- Supreme Court of the United States

Argued October 12, 2010 Decided February 22, 2011
- Full case name: Russell Bruesewitz and Robalee Bruesewitz, Parents and Natural Guardians of Hannah Bruesewitz, A Minor Child, And In Their Own Right v. Wyeth LLC F/K/A Wyeth Laboratories, Wyeth-Ayerst Laboratories, Wyeth Lederle, Wyeth Lederle Vaccines, and Lederle Laboratories
- Docket no.: 09-152
- Citations: 562 U.S. 223 (more) 131 S. Ct. 1068; 179 L. Ed. 2d 1
- Argument: Oral argument

Case history
- Prior: Summary judgment granted to defendants, E.D. Pa.; affirmed, 561 F.3d 233 (3rd Cir. 2009); cert. granted, 559 U.S. 991 (2010).

Holding
- The 1986 Vaccine Act preempts all vaccine design defect claims against vaccine manufacturers.

Court membership
- Chief Justice John Roberts Associate Justices Antonin Scalia · Anthony Kennedy Clarence Thomas · Ruth Bader Ginsburg Stephen Breyer · Samuel Alito Sonia Sotomayor · Elena Kagan

Case opinions
- Majority: Scalia, joined by Roberts, Kennedy, Thomas, Breyer, Alito
- Concurrence: Breyer
- Dissent: Sotomayor, joined by Ginsburg
- Kagan took no part in the consideration or decision of the case.

Laws applied
- National Childhood Vaccine Injury Act

= Bruesewitz v.
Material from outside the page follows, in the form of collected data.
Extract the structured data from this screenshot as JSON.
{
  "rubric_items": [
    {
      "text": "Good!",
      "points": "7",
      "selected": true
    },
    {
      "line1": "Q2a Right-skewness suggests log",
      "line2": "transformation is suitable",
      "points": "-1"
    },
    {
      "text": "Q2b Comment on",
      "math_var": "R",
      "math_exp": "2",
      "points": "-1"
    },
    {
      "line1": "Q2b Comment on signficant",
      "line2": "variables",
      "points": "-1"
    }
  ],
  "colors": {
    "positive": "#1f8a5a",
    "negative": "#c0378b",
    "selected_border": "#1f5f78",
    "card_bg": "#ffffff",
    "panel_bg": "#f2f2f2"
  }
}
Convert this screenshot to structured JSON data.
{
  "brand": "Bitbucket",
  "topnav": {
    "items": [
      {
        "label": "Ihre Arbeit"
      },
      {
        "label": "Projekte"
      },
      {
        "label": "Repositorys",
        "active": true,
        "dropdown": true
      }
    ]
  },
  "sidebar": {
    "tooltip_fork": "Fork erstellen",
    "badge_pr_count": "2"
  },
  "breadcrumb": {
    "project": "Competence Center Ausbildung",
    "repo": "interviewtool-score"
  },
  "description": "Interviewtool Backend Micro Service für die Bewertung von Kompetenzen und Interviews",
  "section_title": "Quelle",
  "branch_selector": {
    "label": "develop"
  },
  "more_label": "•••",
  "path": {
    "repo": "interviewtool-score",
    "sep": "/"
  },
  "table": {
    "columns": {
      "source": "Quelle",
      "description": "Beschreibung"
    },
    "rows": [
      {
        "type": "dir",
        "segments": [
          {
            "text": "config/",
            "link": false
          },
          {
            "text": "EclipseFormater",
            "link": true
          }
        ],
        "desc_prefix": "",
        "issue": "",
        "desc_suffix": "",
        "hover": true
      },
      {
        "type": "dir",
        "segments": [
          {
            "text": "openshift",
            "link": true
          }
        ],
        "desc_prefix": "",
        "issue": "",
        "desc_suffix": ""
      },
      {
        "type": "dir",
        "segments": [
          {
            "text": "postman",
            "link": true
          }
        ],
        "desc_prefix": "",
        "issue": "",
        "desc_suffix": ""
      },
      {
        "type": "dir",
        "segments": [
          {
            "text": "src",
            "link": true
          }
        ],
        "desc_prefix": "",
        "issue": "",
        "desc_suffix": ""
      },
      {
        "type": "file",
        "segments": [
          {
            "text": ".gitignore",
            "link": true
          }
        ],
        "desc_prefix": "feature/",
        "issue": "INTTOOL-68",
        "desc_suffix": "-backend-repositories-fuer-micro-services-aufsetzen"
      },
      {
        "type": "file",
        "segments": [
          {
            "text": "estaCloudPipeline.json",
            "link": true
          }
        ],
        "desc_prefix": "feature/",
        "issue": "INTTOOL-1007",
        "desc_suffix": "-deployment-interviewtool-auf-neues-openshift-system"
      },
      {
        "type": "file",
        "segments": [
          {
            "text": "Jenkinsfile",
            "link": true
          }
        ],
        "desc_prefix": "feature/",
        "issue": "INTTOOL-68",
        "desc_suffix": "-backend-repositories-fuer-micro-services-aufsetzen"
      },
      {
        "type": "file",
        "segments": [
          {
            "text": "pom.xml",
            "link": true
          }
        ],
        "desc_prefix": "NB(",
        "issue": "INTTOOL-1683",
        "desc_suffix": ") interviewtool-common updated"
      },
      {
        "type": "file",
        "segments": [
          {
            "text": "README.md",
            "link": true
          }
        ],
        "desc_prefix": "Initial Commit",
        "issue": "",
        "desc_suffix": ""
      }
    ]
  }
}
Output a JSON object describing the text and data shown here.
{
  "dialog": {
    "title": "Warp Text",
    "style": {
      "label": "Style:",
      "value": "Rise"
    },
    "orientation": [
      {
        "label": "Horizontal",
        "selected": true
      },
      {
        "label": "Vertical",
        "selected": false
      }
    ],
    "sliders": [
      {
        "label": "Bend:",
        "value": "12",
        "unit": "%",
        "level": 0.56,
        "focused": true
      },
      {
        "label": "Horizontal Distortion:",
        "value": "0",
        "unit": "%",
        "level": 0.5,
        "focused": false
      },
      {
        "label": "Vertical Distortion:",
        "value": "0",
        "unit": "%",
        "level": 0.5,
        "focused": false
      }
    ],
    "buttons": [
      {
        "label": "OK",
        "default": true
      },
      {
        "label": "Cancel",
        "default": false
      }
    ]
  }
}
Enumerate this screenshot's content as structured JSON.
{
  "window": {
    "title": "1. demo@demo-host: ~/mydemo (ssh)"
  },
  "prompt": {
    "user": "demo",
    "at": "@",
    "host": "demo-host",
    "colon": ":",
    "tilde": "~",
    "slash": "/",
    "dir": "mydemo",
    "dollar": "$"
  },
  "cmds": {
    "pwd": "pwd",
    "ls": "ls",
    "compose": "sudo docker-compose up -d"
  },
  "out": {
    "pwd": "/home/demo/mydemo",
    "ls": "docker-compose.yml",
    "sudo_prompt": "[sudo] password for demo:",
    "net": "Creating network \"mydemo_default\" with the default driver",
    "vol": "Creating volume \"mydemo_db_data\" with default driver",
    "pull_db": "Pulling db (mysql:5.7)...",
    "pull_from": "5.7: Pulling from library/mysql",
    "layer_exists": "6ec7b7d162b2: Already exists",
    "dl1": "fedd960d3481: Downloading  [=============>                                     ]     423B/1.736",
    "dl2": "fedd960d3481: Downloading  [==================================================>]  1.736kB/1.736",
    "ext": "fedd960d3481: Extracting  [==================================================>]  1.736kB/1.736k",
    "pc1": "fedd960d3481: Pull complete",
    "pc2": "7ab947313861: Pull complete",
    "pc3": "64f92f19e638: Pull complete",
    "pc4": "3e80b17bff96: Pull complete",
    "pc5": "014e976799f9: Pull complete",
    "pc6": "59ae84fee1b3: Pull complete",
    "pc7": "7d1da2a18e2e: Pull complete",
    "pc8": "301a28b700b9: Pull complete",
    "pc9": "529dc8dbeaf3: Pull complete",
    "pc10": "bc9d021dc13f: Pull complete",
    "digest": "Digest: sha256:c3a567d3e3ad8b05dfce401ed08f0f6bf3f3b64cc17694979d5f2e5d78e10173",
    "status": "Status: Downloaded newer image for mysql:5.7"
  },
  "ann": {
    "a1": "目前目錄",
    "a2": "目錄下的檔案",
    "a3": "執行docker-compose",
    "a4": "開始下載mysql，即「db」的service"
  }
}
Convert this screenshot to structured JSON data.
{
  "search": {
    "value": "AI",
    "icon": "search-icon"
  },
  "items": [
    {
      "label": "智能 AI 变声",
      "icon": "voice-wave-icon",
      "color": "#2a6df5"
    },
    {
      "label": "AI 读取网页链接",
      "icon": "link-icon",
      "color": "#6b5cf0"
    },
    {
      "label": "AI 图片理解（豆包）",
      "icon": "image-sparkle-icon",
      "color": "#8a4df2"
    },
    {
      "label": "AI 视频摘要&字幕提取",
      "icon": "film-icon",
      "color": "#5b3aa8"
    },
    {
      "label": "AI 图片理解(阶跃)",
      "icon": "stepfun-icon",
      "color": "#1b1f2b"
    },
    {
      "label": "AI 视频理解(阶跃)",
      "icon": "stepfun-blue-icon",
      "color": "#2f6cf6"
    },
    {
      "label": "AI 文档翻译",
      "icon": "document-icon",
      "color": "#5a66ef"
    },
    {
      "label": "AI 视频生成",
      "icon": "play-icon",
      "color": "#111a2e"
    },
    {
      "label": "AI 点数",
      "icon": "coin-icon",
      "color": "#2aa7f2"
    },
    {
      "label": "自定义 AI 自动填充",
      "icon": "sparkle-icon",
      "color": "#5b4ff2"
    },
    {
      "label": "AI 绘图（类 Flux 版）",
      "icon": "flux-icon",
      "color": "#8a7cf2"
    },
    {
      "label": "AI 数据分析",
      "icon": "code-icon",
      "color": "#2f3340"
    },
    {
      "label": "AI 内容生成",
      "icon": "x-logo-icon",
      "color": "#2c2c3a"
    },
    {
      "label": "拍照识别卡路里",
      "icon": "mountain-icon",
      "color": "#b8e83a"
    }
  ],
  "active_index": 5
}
Wyeth =

Bruesewitz v. Wyeth LLC, 562 U.S. 223 (2011), is a United States Supreme Court case that decided whether a section of the Vaccine Act of 1986 preempts all vaccine design defect claims against vaccine manufacturers.

==Background==
Hannah Bruesewitz, the daughter of the main petitioners in the case, received Wyeth's Tri-Immunol DTP vaccine as part of childhood immunizations. The Bruesewitzes claimed that Hannah's seizures and later developmental problems came from the vaccine. They filed suit in the "Vaccine Court", a special court within the United States Court of Federal Claims. Their petition was dismissed for failure to prove a link between the vaccine and Hannah's health problems.

They proceeded to sue in Pennsylvania state court. The case was removed to the local federal court, which held that the claim was preempted by a section of the National Childhood Vaccine Injury Act of 1986. The Third Circuit Court of Appeals affirmed. A petition for a writ of certiorari was granted on March 8, 2010, bringing the case to the Supreme Court.

In briefings before the Court, both sides argued over the specific language of the statutory provision.

== Decision ==
The case was decided on February 22, 2011. The Court, in a 6-2 opinion by Justice Antonin Scalia, held that the "plaintiffs design defect claims [were] expressly preempted by the Vaccine Act." Thus, the court affirmed laws that vaccine manufacturers are not liable for vaccine-induced injury or death if they are "accompanied by proper directions and warnings."

Justices Sonia Sotomayor and Ruth Bader Ginsburg dissented.